Something that might come close to your requirements is Google Docs.
What's offered is document editing roughly similar to MS Word, and spreadsheets roughly similar to Excel. I'm thinking of the latter, of course.
In Google Docs, You can create spreadsheets for free; being spreadsheets, they naturally have a row-and-column structure similar to a database, and which you can define flexibly. You can also share these sheets with other people. This seems to be a by-invite-only process rather than open-to-all, but there may be other possibilities I'm not aware of, or that level of sharing might be enough for you in any case.
mindtouch should be able to do it. It's rather easy to get data in / out. (for example: it's trivial to aggregate all the IP's for servers into one table).
I pretty much use it as a DB in the wiki itself (pages have tables, key/value..inheritance, templates, etc...) but you can also interface with the API, write dekiscript, grab the XML...
I like this idea. I have heard of some sites that are trying to pull together large datasets for various things for open consumption, but none that would allow a wiki feel.

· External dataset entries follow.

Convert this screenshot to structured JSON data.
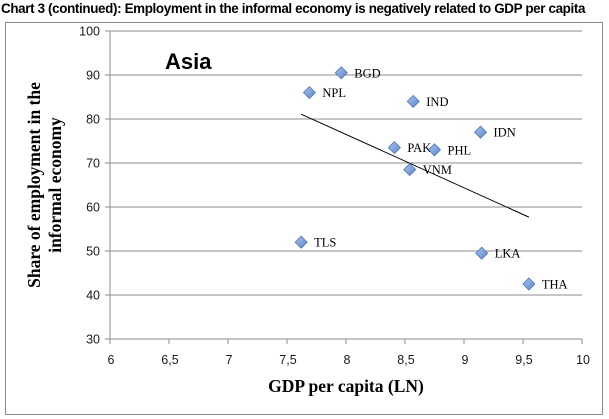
{
  "page_title": "Chart 3 (continued): Employment in the informal economy is negatively related to GDP per capita",
  "chart_data": {
    "type": "scatter",
    "title": "Chart 3 (continued): Employment in the informal economy is negatively related to GDP per capita",
    "annotation": "Asia",
    "xlabel": "GDP per capita (LN)",
    "ylabel_lines": [
      "Share of employment in the",
      "informal economy"
    ],
    "ylabel": "Share of employment in the informal economy",
    "xlim": [
      6,
      10
    ],
    "ylim": [
      30,
      100
    ],
    "x_ticks": [
      6,
      6.5,
      7,
      7.5,
      8,
      8.5,
      9,
      9.5,
      10
    ],
    "x_tick_labels": [
      "6",
      "6,5",
      "7",
      "7,5",
      "8",
      "8,5",
      "9",
      "9,5",
      "10"
    ],
    "y_ticks": [
      30,
      40,
      50,
      60,
      70,
      80,
      90,
      100
    ],
    "y_tick_labels": [
      "30",
      "40",
      "50",
      "60",
      "70",
      "80",
      "90",
      "100"
    ],
    "grid": "horizontal",
    "marker_color": "#6f97d4",
    "marker_border": "#4a74b8",
    "points": [
      {
        "label": "BGD",
        "x": 7.96,
        "y": 90.5
      },
      {
        "label": "NPL",
        "x": 7.69,
        "y": 86
      },
      {
        "label": "IND",
        "x": 8.57,
        "y": 84
      },
      {
        "label": "IDN",
        "x": 9.14,
        "y": 77
      },
      {
        "label": "PAK",
        "x": 8.41,
        "y": 73.5
      },
      {
        "label": "PHL",
        "x": 8.75,
        "y": 73
      },
      {
        "label": "VNM",
        "x": 8.54,
        "y": 68.5
      },
      {
        "label": "TLS",
        "x": 7.62,
        "y": 52
      },
      {
        "label": "LKA",
        "x": 9.15,
        "y": 49.5
      },
      {
        "label": "THA",
        "x": 9.55,
        "y": 42.5
      }
    ],
    "trendline": {
      "type": "linear",
      "x": [
        7.62,
        9.55
      ],
      "y": [
        81.1,
        57.7
      ]
    }
  }
}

You could start with something as simple as an installation of phpMyAdmin with a known password that would allow people to log in, create a database, edit data and query from any other site on the web.
It might suffer from more accuracy problems than wikipedia though.

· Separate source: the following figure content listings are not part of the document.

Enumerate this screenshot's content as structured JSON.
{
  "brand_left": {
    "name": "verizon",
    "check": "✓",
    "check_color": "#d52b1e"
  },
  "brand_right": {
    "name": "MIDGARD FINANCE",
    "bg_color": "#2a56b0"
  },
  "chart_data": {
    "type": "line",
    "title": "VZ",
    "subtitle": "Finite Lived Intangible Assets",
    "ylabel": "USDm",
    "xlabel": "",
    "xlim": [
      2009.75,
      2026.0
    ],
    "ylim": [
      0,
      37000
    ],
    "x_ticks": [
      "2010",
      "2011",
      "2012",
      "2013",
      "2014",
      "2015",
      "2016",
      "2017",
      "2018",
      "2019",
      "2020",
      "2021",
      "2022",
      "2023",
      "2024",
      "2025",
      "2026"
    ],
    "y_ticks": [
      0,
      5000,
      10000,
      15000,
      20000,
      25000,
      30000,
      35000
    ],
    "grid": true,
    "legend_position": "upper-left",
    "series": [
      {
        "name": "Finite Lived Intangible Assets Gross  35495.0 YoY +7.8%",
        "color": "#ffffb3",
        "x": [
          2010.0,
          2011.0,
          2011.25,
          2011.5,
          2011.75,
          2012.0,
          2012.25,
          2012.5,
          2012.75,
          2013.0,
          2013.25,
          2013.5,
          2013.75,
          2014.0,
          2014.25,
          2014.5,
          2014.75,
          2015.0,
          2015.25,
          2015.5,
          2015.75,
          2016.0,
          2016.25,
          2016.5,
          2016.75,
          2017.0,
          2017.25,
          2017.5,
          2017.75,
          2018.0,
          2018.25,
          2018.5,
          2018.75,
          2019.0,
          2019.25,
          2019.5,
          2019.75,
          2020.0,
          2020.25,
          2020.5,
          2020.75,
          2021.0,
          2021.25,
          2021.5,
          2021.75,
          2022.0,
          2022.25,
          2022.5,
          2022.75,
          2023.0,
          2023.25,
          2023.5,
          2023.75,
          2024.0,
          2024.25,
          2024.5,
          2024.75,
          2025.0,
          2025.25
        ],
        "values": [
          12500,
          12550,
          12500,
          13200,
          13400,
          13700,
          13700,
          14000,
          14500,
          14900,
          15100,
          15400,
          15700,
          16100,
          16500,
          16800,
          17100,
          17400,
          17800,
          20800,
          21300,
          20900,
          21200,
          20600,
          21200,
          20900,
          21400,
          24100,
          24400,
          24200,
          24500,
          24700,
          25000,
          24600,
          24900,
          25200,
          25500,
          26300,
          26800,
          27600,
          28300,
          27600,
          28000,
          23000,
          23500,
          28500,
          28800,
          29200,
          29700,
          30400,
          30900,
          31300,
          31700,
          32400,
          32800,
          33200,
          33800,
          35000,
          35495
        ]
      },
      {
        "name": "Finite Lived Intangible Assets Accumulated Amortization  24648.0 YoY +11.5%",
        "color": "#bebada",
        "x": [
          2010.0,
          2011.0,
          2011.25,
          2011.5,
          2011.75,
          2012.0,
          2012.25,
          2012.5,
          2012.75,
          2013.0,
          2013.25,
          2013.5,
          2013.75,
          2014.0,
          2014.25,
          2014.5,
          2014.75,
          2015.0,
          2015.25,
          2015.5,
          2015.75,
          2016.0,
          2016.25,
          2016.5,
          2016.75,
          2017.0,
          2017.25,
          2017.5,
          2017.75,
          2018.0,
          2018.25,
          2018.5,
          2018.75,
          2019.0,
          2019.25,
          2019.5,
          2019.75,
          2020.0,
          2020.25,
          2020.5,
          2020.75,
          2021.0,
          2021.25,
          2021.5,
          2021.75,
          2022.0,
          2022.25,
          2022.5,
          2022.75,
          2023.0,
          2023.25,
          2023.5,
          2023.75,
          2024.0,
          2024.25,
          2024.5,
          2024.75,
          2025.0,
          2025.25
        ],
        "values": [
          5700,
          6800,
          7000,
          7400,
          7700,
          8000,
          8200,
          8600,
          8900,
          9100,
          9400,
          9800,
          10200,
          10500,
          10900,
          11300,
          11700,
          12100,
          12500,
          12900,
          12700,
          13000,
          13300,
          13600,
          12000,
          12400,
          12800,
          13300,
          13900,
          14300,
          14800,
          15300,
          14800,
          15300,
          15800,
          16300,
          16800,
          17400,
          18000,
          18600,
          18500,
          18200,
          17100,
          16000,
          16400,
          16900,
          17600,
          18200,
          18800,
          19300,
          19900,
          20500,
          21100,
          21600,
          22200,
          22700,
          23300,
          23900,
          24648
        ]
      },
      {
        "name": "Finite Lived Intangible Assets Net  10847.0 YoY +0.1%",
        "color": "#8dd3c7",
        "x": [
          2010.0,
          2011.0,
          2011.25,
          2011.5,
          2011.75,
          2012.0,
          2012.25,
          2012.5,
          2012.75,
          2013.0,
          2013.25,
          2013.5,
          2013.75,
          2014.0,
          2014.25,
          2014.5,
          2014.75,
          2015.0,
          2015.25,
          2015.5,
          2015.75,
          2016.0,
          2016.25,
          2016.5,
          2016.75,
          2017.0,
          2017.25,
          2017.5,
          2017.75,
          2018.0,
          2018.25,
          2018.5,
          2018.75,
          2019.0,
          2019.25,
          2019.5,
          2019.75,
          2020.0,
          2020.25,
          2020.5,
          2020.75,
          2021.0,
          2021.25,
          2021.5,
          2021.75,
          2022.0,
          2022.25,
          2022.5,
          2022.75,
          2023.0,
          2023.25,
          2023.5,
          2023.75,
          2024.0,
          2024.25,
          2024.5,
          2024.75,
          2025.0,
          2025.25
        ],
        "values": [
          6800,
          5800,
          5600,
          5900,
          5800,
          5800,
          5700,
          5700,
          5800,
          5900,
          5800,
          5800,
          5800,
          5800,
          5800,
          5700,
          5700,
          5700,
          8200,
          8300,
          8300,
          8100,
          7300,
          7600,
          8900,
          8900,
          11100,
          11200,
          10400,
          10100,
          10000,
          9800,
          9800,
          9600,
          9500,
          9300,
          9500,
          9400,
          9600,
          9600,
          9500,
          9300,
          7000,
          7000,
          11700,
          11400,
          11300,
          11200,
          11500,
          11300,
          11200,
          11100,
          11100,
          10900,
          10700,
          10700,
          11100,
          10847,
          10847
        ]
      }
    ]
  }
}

OpenRecord, development of which seems to have halted in 2008, seems to approach this. It is a structured wiki in which pages are views on the data. Unlike RDBMSes it is loosely typed - the system tries to make a best guess about what data you entered, but defaults to text when it cannot guess. Schemas appear to have been implied.
http://openrecord.org
An example of the typing that is given is that of a date. If you enter '2008' in a record, the system interprets this as a date. If you enter 'unknown' however, the system allows that as well.
Perhaps you might be interested in Couch DB:
Apache CouchDB is a document-oriented
database that can be queried and
indexed in a MapReduce fashion using
JavaScript. CouchDB also offers
incremental replication with
bi-directional conflict detection and
resolution.
I'm working on an Open Source PHP / Symfony / PostgreSQL app that does this.
It allows multiple projects, each project can have multiple directories, each directory has a defined field structure. Admins set all this up.
Then members of the public can suggest new records, edit or report existing ones. All this is moderated and versioned.
It's early days yet but it basically works and is already in real world use in several projects.
Future plans already in progress include tools to help keep the data up to date, better searching/querying and field types that allow translations of content between languages.
There is more at http://www.directoki.org/
I'm surprised that nobody has mentioned Wikibase yet, which is the software that powers Wikidata.